In the last decade, screening mammography, long accepted as a significant advance in breast cancer care, has become a source of considerable controversy. Many factors have contributed to this shift, including reconsideration of the impact that routine screening has on mortality, concerns about overdiagnosis and overtreatment, and concerns about false-positive screens necessitating an invasive workup. The report by Elder and colleagues in this issue of Annals of Surgical Oncology adds to this debate by reminding us that more nuanced considerations to screening mammography beyond overdiagnosis and mortality exist, such as disease burden and treatment intensity, need to be considered.

To be sure, the findings from this report are not novel, as the authors themselves point out, and thus not a surprise. Aware of the ongoing controversies, the authors have tried to balance the work by accommodating the concept of overdiagnosis in their analyses. Even with this more critical look, screening mammography comes out ahead, with women who participate in active screening programs much more likely to have lower disease burden and less intensity of required treatment than women with a new diagnosis who did not engage in active screening. The evidence that screening works as it was intended—to detect cancer at an earlier stage—is not debated.

However, the confirmation that active screening is associated with early detection is tangential to the issue at the heart of the debate surrounding routine mammographic screening for sporadic breast cancer. The critical question for public health policy is how to tailor screening to breast cancer risk and mortality. Screening based on risk affords the opportunity to maximize the benefits of early detection demonstrated by Elder and colleagues while reducing the harms to populations not at risk. In its report in 2009, the U.S. Preventative Services Task Force attempted to tailor screening to risk and recommended reduced screening before the age of 50 years, given that as a group, women 40–49 years of age carry less risk for cancer than their peers older than 50 years.1

The significant controversy generated against such recommendations in part reflects the unease of using a tool as crude as age to stratify for breast cancer risk. Better strategies are needed to personalize risk. The Women Informed to Screen Depending on Measures of risk (WISDOM) trial, currently underway, attempts to assess individual risk through more comprehensive consideration of risk factors including genetic information and family history, and to tailor screening intervals on the basis of this more personalized assessment of breast cancer risk.2 The primary goal of the study is to compare the proportion of early and later stage cancers between women whose screening is tailored to risk and women undergoing routine annual screening. The WISDOM study investigators hypothesize that such personalized breast cancer screening recommendations based on individual risk assessments will be at least as safe as annual screening for all.

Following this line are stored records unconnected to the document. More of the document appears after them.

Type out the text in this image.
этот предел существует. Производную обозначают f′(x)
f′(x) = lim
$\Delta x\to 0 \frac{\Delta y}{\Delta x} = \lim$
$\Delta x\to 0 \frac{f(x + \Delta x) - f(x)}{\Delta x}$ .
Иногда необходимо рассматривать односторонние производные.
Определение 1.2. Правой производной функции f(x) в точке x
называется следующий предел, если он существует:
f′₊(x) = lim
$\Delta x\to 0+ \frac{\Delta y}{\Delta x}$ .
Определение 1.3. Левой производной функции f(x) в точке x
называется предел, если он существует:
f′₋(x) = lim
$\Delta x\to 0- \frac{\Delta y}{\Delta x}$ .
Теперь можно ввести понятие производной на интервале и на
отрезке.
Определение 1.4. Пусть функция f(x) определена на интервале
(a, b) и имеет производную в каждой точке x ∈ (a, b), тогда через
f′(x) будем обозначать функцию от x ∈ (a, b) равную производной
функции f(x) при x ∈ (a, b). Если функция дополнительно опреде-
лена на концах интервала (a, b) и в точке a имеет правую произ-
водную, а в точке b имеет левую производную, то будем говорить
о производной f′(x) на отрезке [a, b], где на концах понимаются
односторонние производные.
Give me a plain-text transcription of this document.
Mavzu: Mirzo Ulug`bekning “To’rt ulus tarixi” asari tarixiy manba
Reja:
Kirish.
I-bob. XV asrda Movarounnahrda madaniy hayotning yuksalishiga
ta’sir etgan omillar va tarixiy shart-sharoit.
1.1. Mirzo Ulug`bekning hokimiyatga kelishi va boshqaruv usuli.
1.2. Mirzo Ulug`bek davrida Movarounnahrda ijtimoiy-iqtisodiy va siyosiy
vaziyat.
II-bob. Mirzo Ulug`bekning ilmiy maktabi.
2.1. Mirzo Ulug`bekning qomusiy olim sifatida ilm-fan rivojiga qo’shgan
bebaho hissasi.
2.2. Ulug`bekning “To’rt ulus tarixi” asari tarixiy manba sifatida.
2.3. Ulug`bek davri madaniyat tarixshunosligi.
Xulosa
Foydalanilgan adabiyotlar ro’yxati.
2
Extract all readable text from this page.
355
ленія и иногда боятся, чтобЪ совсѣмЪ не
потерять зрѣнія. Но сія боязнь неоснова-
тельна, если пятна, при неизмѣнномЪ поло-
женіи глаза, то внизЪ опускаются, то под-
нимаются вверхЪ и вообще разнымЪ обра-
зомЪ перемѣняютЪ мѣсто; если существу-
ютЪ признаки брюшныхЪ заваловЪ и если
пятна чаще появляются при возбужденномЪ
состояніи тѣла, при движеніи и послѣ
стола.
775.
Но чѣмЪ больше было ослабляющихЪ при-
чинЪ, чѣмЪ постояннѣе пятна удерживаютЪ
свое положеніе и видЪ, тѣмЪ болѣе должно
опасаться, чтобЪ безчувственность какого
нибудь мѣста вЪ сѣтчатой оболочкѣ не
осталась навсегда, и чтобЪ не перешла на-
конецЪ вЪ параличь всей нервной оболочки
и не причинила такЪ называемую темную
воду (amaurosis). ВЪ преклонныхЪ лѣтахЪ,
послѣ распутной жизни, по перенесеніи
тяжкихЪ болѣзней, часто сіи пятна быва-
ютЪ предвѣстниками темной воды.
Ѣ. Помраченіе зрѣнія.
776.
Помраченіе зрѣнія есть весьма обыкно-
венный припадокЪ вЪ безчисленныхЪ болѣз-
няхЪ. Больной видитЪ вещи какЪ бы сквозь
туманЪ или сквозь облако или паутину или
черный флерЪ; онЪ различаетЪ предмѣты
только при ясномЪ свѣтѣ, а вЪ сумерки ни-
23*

By testing the concept that use of mammographic screening can be tailored to risk without having an impact on breast cancer outcomes, the WISDOM trial is an important step forward in the debate around population screening for breast cancer and, if successful, will create a new framework for screening. The explosion of genomic technologies and application of machine learning to mine mammographic images for texture and density features that may be able to inform on risk likely will provide even greater opportunities for personalization of risk in the future.3,4 Incorporating such new tools for risk assessment and building on the conceptual foundation established by the WISDOM trial are critical steps to moving the field beyond the ongoing controversy and getting to screening mammography version 2.0, one focused on personalized screening rather than universal one-size-fits-all screening.